Mit viel Glück begegne ich Menschen,  die sofort auf einer Wellenlänge mit mir schwimmen. Ich teste sie an - meine geliebte Ironie - und bekomme sie im nächsten Augenblick selbst ins Gesicht geknallt. 

Ein paar Sekunden später sind wir alles, was wir sein wollen. Wir schlüpfen in Rollen; sind Bonnie und Clyde in den dunklen Seitenstraßen von Berlin, wir sind ein getrenntes Paar, dass in einer Shisha-Bar ihre Trennung zelebriert, wir hauen uns die Vorwürfe nur so um die Ohren, wir sind Detektive auf der Suche nach den letzten Kaugummiautomaten Prenzlauer Bergs, wir verfluchen die Schwaben und ihre Machenschaften.

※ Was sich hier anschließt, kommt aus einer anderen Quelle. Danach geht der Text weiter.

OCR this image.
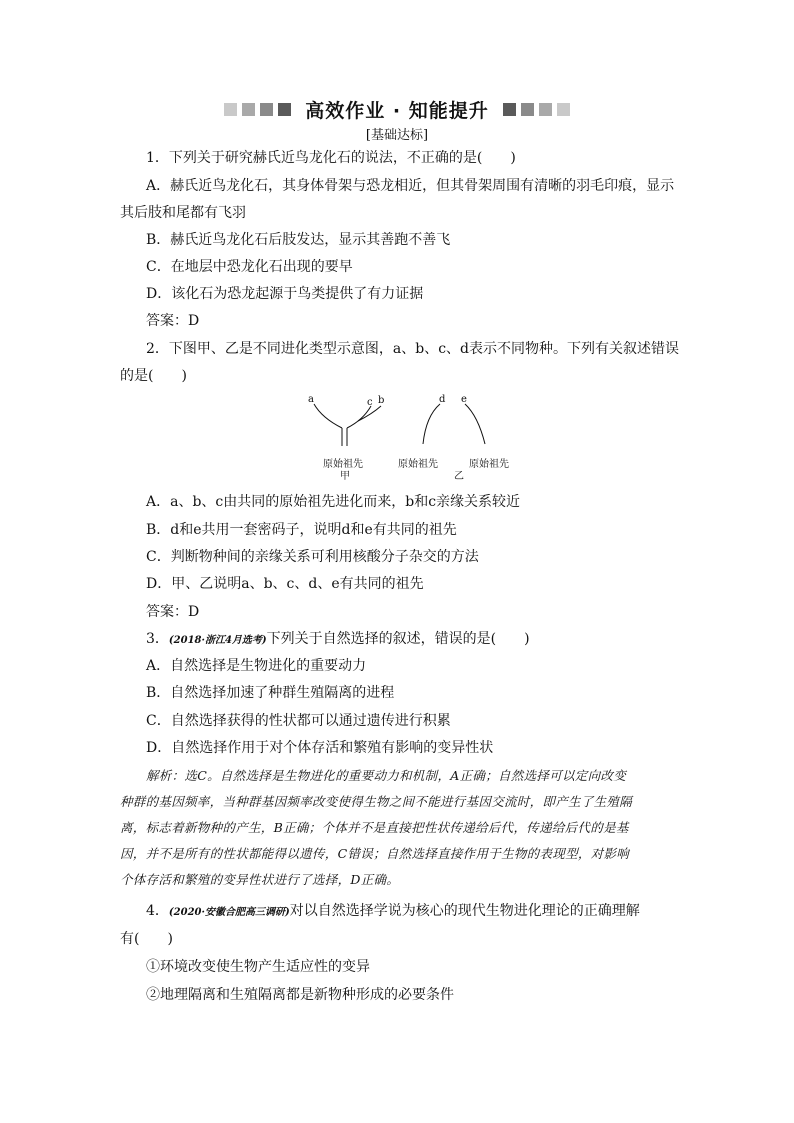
高效作业 · 知能提升
[基础达标]
1．下列关于研究赫氏近鸟龙化石的说法，不正确的是(　　)
A．赫氏近鸟龙化石，其身体骨架与恐龙相近，但其骨架周围有清晰的羽毛印痕，显示
其后肢和尾都有飞羽
B．赫氏近鸟龙化石后肢发达，显示其善跑不善飞
C．在地层中恐龙化石出现的要早
D．该化石为恐龙起源于鸟类提供了有力证据
答案：D
2．下图甲、乙是不同进化类型示意图，a、b、c、d表示不同物种。下列有关叙述错误
的是(　　)
a	c b
原始祖先
甲
d e
原始祖先	原始祖先
乙
A．a、b、c由共同的原始祖先进化而来，b和c亲缘关系较近
B．d和e共用一套密码子，说明d和e有共同的祖先
C．判断物种间的亲缘关系可利用核酸分子杂交的方法
D．甲、乙说明a、b、c、d、e有共同的祖先
答案：D
3．(2018·浙江4月选考)下列关于自然选择的叙述，错误的是(　　)
A．自然选择是生物进化的重要动力
B．自然选择加速了种群生殖隔离的进程
C．自然选择获得的性状都可以通过遗传进行积累
D．自然选择作用于对个体存活和繁殖有影响的变异性状
解析：选C。自然选择是生物进化的重要动力和机制，A正确；自然选择可以定向改变
种群的基因频率，当种群基因频率改变使得生物之间不能进行基因交流时，即产生了生殖隔
离，标志着新物种的产生，B正确；个体并不是直接把性状传递给后代，传递给后代的是基
因，并不是所有的性状都能得以遗传，C错误；自然选择直接作用于生物的表现型，对影响
个体存活和繁殖的变异性状进行了选择，D正确。
4．(2020·安徽合肥高三调研)对以自然选择学说为核心的现代生物进化理论的正确理解
有(　　)
①环境改变使生物产生适应性的变异
②地理隔离和生殖隔离都是新物种形成的必要条件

Die ratlosen Blicke der Leute sind unser Beifall. Irgendwann - Stunden später - holt uns die Müdigkeit ein. Es fällt so verdammt schwer wieder in die Realität zu finden, aber wir sind glücklich. Gut gelaunt. Wir fahren in die Nacht. Jeder für sich. Doch in Gedanken sind wir bereits wieder vereint und planen unsere nächste verrückte Nacht-und-Nebel-Aktion.